Market size and attitude

Product Description: An app that translates legal English into simplified common phrases, which can then be translated into other languages.

Market Overview: Because our product is offered in two layers: 1). simplifying legal Jargon; 2).translating simplified English legal phrases, we have a large market opportunity.

The most heavily penetrated part of the market would be non-native English speakers would are currently residing in a English speaking country. For instance, as one of my interviewee states “most immigrants face a lot of legal paperwork. From banks, houses, cars to the DMV, IRS, and/or homeland security.”To calculate this portion’s TAM we add up all immigrants in US, Canada, and UK (3 major English speaking country that accepts the most immigrants). TAM_1 = 45 + 7.5 + 6 = 58.5 million people. (data from 2019)
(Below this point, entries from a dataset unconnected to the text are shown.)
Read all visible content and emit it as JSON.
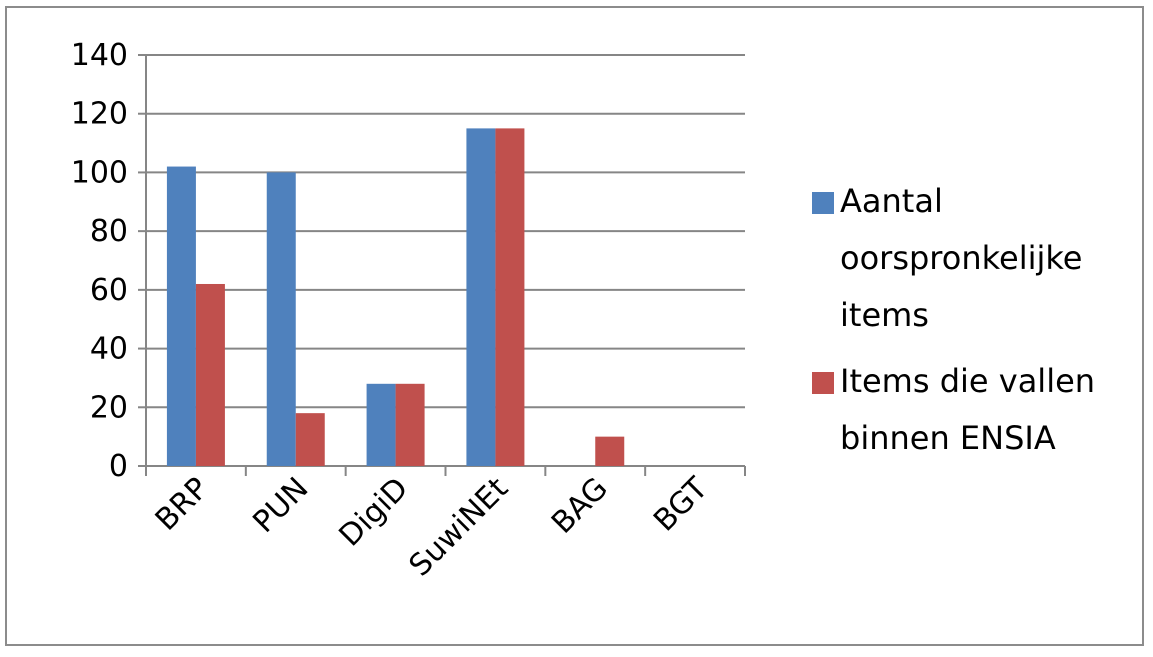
{
  "chart_data": {
    "type": "bar",
    "categories": [
      "BRP",
      "PUN",
      "DigiD",
      "SuwiNEt",
      "BAG",
      "BGT"
    ],
    "series": [
      {
        "name": "Aantal oorspronkelijke items",
        "name_lines": [
          "Aantal",
          "oorspronkelijke",
          "items"
        ],
        "color": "#4f81bd",
        "values": [
          102,
          100,
          28,
          115,
          0,
          0
        ]
      },
      {
        "name": "Items die vallen binnen ENSIA",
        "name_lines": [
          "Items die vallen",
          "binnen ENSIA"
        ],
        "color": "#c0504d",
        "values": [
          62,
          18,
          28,
          115,
          10,
          0
        ]
      }
    ],
    "ylim": [
      0,
      140
    ],
    "yticks": [
      0,
      20,
      40,
      60,
      80,
      100,
      120,
      140
    ],
    "title": "",
    "xlabel": "",
    "ylabel": "",
    "grid": true,
    "legend": "right"
  }
}
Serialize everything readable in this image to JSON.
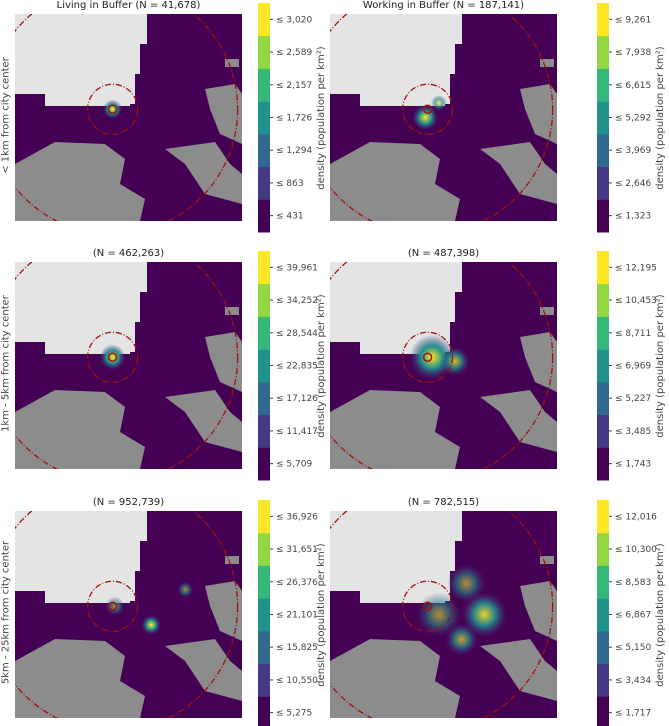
{
  "chart_data": {
    "type": "heatmap",
    "row_labels": [
      "< 1km from city center",
      "1km - 5km from city center",
      "5km - 25km from city center"
    ],
    "colorbar_label": "density (population per km²)",
    "colors": [
      "#440154",
      "#443983",
      "#31688e",
      "#21918c",
      "#35b779",
      "#90d743",
      "#fde725"
    ],
    "panels": [
      {
        "title": "Living in Buffer (N = 41,678)",
        "ticks": [
          "≤ 431",
          "≤ 863",
          "≤ 1,294",
          "≤ 1,726",
          "≤ 2,157",
          "≤ 2,589",
          "≤ 3,020"
        ]
      },
      {
        "title": "Working in Buffer (N = 187,141)",
        "ticks": [
          "≤ 1,323",
          "≤ 2,646",
          "≤ 3,969",
          "≤ 5,292",
          "≤ 6,615",
          "≤ 7,938",
          "≤ 9,261"
        ]
      },
      {
        "title": "(N = 462,263)",
        "ticks": [
          "≤ 5,709",
          "≤ 11,417",
          "≤ 17,126",
          "≤ 22,835",
          "≤ 28,544",
          "≤ 34,252",
          "≤ 39,961"
        ]
      },
      {
        "title": "(N = 487,398)",
        "ticks": [
          "≤ 1,743",
          "≤ 3,485",
          "≤ 5,227",
          "≤ 6,969",
          "≤ 8,711",
          "≤ 10,453",
          "≤ 12,195"
        ]
      },
      {
        "title": "(N = 952,739)",
        "ticks": [
          "≤ 5,275",
          "≤ 10,550",
          "≤ 15,825",
          "≤ 21,101",
          "≤ 26,376",
          "≤ 31,651",
          "≤ 36,926"
        ]
      },
      {
        "title": "(N = 782,515)",
        "ticks": [
          "≤ 1,717",
          "≤ 3,434",
          "≤ 5,150",
          "≤ 6,867",
          "≤ 8,583",
          "≤ 10,300",
          "≤ 12,016"
        ]
      }
    ]
  }
}
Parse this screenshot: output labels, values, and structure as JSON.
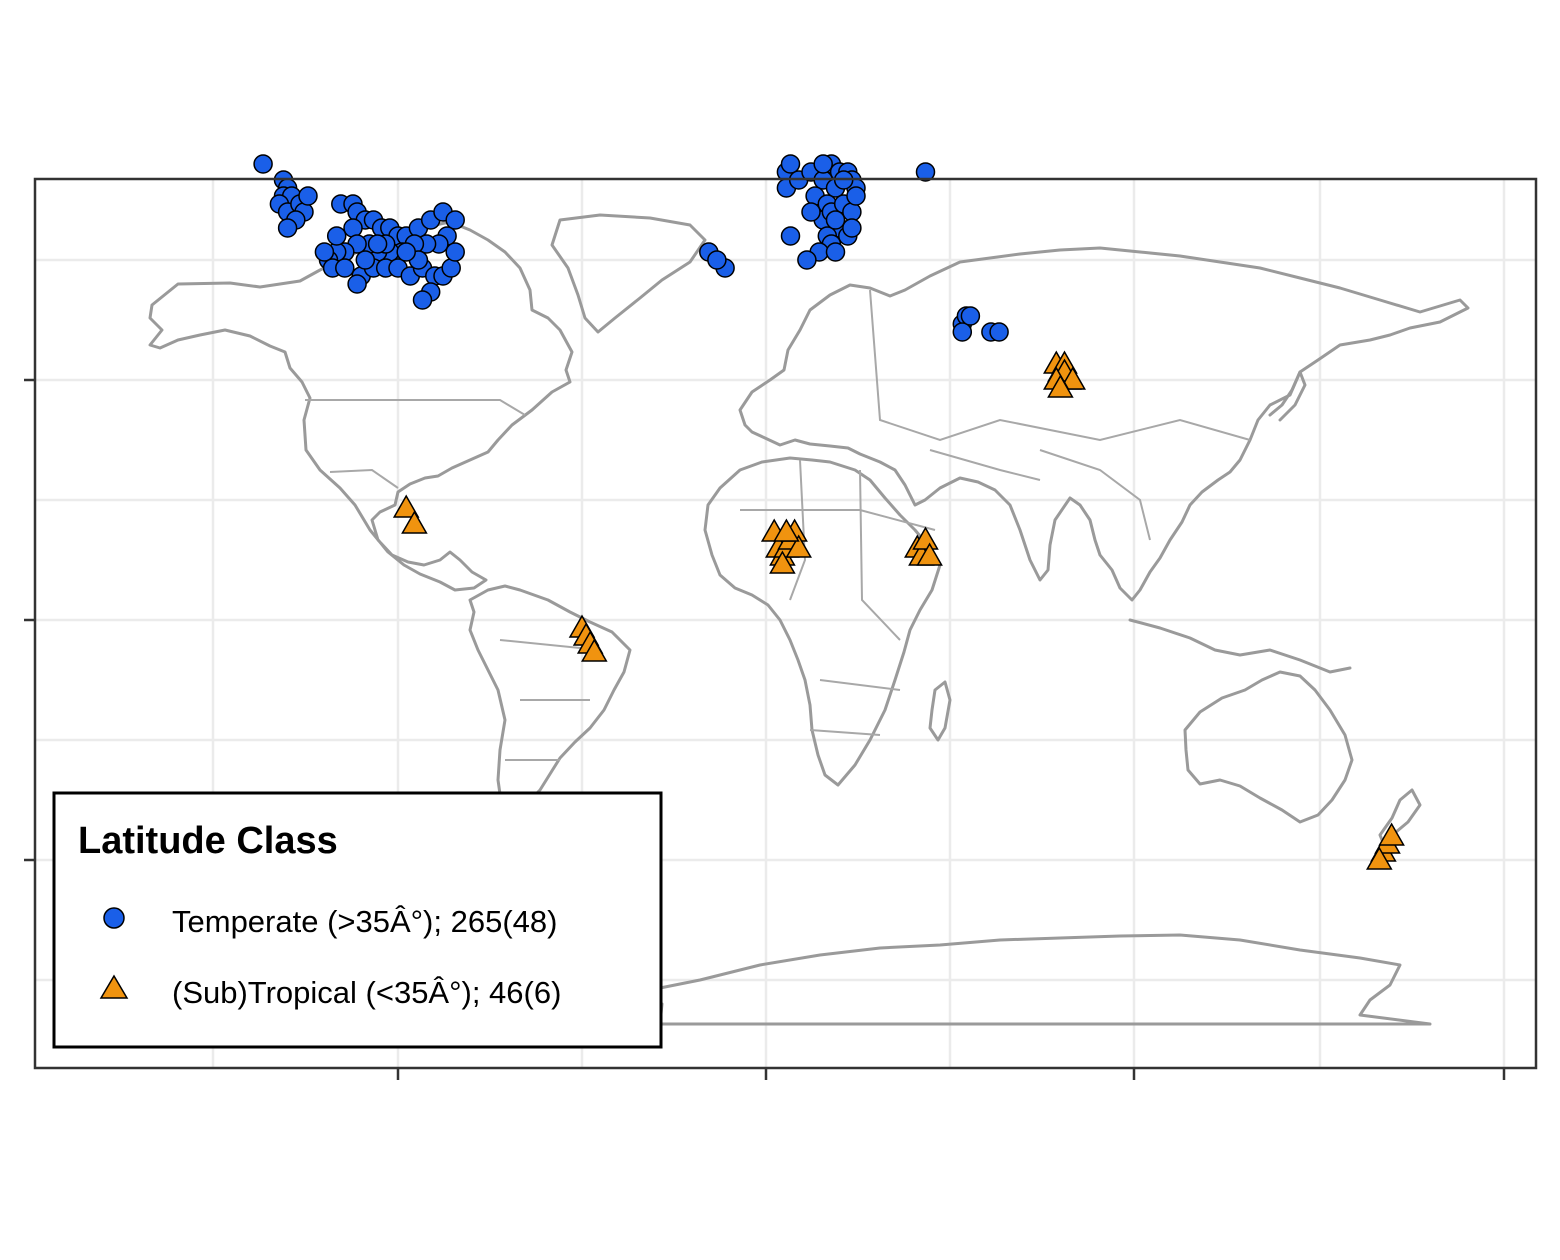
{
  "legend": {
    "title": "Latitude Class",
    "items": [
      {
        "label": "Temperate (>35Â°); 265(48)",
        "shape": "circle",
        "color": "#1a5fe8"
      },
      {
        "label": "(Sub)Tropical (<35Â°); 46(6)",
        "shape": "triangle",
        "color": "#f0930f"
      }
    ]
  },
  "style": {
    "land_outline": "#9a9a9a",
    "grid": "#ebebeb",
    "panel_border": "#333333",
    "temperate_color": "#1a5fe8",
    "tropical_color": "#f0930f"
  },
  "chart_data": {
    "type": "scatter",
    "projection": "equirectangular",
    "xlim": [
      -180,
      180
    ],
    "ylim": [
      -90,
      90
    ],
    "grid": true,
    "legend_position": "bottom-left",
    "series": [
      {
        "name": "Temperate (>35Â°); 265(48)",
        "shape": "circle",
        "points": [
          [
            -123,
            57
          ],
          [
            -118,
            55
          ],
          [
            -117,
            54
          ],
          [
            -118,
            53
          ],
          [
            -116,
            53
          ],
          [
            -119,
            52
          ],
          [
            -117,
            51
          ],
          [
            -114,
            52
          ],
          [
            -113,
            51
          ],
          [
            -115,
            50
          ],
          [
            -117,
            49
          ],
          [
            -112,
            53
          ],
          [
            -104,
            52
          ],
          [
            -101,
            52
          ],
          [
            -100,
            51
          ],
          [
            -98,
            50
          ],
          [
            -101,
            49
          ],
          [
            -96,
            50
          ],
          [
            -94,
            49
          ],
          [
            -92,
            49
          ],
          [
            -90,
            48
          ],
          [
            -88,
            48
          ],
          [
            -85,
            49
          ],
          [
            -82,
            50
          ],
          [
            -79,
            51
          ],
          [
            -76,
            50
          ],
          [
            -78,
            48
          ],
          [
            -80,
            47
          ],
          [
            -83,
            47
          ],
          [
            -86,
            47
          ],
          [
            -89,
            46
          ],
          [
            -92,
            46
          ],
          [
            -95,
            46
          ],
          [
            -97,
            47
          ],
          [
            -100,
            47
          ],
          [
            -103,
            46
          ],
          [
            -105,
            46
          ],
          [
            -107,
            45
          ],
          [
            -108,
            46
          ],
          [
            -106,
            44
          ],
          [
            -103,
            44
          ],
          [
            -99,
            43
          ],
          [
            -96,
            44
          ],
          [
            -93,
            44
          ],
          [
            -90,
            44
          ],
          [
            -87,
            43
          ],
          [
            -84,
            44
          ],
          [
            -81,
            43
          ],
          [
            -79,
            43
          ],
          [
            -77,
            44
          ],
          [
            -82,
            41
          ],
          [
            -84,
            40
          ],
          [
            -100,
            42
          ],
          [
            -93,
            47
          ],
          [
            -95,
            47
          ],
          [
            -98,
            45
          ],
          [
            -85,
            45
          ],
          [
            -76,
            46
          ],
          [
            -88,
            46
          ],
          [
            -105,
            48
          ],
          [
            -14,
            46
          ],
          [
            -10,
            44
          ],
          [
            -12,
            45
          ],
          [
            5,
            56
          ],
          [
            5,
            54
          ],
          [
            6,
            57
          ],
          [
            8,
            55
          ],
          [
            11,
            56
          ],
          [
            14,
            55
          ],
          [
            12,
            53
          ],
          [
            16,
            57
          ],
          [
            18,
            56
          ],
          [
            20,
            56
          ],
          [
            21,
            55
          ],
          [
            22,
            54
          ],
          [
            17,
            54
          ],
          [
            15,
            52
          ],
          [
            14,
            50
          ],
          [
            16,
            51
          ],
          [
            19,
            52
          ],
          [
            21,
            51
          ],
          [
            22,
            53
          ],
          [
            18,
            49
          ],
          [
            15,
            48
          ],
          [
            16,
            47
          ],
          [
            13,
            46
          ],
          [
            10,
            45
          ],
          [
            17,
            46
          ],
          [
            20,
            48
          ],
          [
            21,
            49
          ],
          [
            17,
            50
          ],
          [
            6,
            48
          ],
          [
            11,
            51
          ],
          [
            19,
            55
          ],
          [
            14,
            57
          ],
          [
            39,
            56
          ],
          [
            48,
            37
          ],
          [
            49,
            38
          ],
          [
            48,
            36
          ],
          [
            50,
            38
          ],
          [
            55,
            36
          ],
          [
            57,
            36
          ]
        ]
      },
      {
        "name": "(Sub)Tropical (<35Â°); 46(6)",
        "shape": "triangle",
        "points": [
          [
            -88,
            14
          ],
          [
            -86,
            12
          ],
          [
            -45,
            -1
          ],
          [
            -44,
            -2
          ],
          [
            -43,
            -3
          ],
          [
            -42,
            -4
          ],
          [
            2,
            11
          ],
          [
            3,
            9
          ],
          [
            4,
            8
          ],
          [
            5,
            9
          ],
          [
            6,
            10
          ],
          [
            7,
            11
          ],
          [
            4,
            7
          ],
          [
            8,
            9
          ],
          [
            5,
            11
          ],
          [
            37,
            9
          ],
          [
            38,
            8
          ],
          [
            39,
            10
          ],
          [
            40,
            8
          ],
          [
            71,
            32
          ],
          [
            72,
            31
          ],
          [
            73,
            32
          ],
          [
            74,
            30
          ],
          [
            73,
            31
          ],
          [
            75,
            30
          ],
          [
            71,
            30
          ],
          [
            72,
            29
          ],
          [
            151,
            -29
          ],
          [
            152,
            -28
          ],
          [
            153,
            -27
          ],
          [
            150,
            -30
          ]
        ]
      }
    ]
  }
}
Realistically speaking, majority of native English speakers do not understand most legal jargon. However, to make a conservative assumption, we will only assume that the TAM here includes the general population who has only reached a high school diploma. According to the BLS, in 2019 ~3 mil US students attended a post-secondary school for the first time, with 30.5 mil of students in that age range (18-24). If we use this number as a ratio against population count, we can generate the total amount of students (18-24) who did not attend college in US, Canada, and UK. TAM_2 = 27.5 + 3.1 + 5.5 = 36.1(data from 2019) 

TAM_total = 58.5 + 36.1 = 94.6 mil people

Based on our model, we would only be able to capture mostly US immigrant users first with small amounts of native English users, so SAM of 35 mil people. Given the language barrier, we would have to first market our products to firms to directly engage with immigrant customers so probably only capture SOM of 20 mil.

 

Interview 1:

A student at Stanford University with two highly educated parents and a medical history that requires significant amounts of reading was interviewed. Both him and his parents are fluent in English and he reads of all of his paperwork and will read through everything alongside his parents to redact different parts of contracts. He mentions an incident during a Stanford event where liability waivers were used and how he felt pressured to sign it without reading the paperwork due to the length of the contract and social pressures. In addition, he mentions that many legal documents can be void if the information is place within the paper too discreetly. From this interview, we can infer that there is a need to shorten or reduce the content size of medical documents.

Interview 2:

A graduate student who is the daughter of a Vietnamese immigrant. She is fluent in English and Vietnamese and is responsible for the vast majority of her parents legal documentation since she was 10. She mentions that most of the time she does not read the terms and conditions fully since they tend to be long. She states that the most stressful and overwhelming part of the process is how much content and paperwork overall she has to work with due to her parents not understand the language fully. However, even if it were translated, one of her parents would still have a hard time since he did not complete formal higher education in Vietnam. From her interview, we identify a need to both translate documentation and simplify jargon.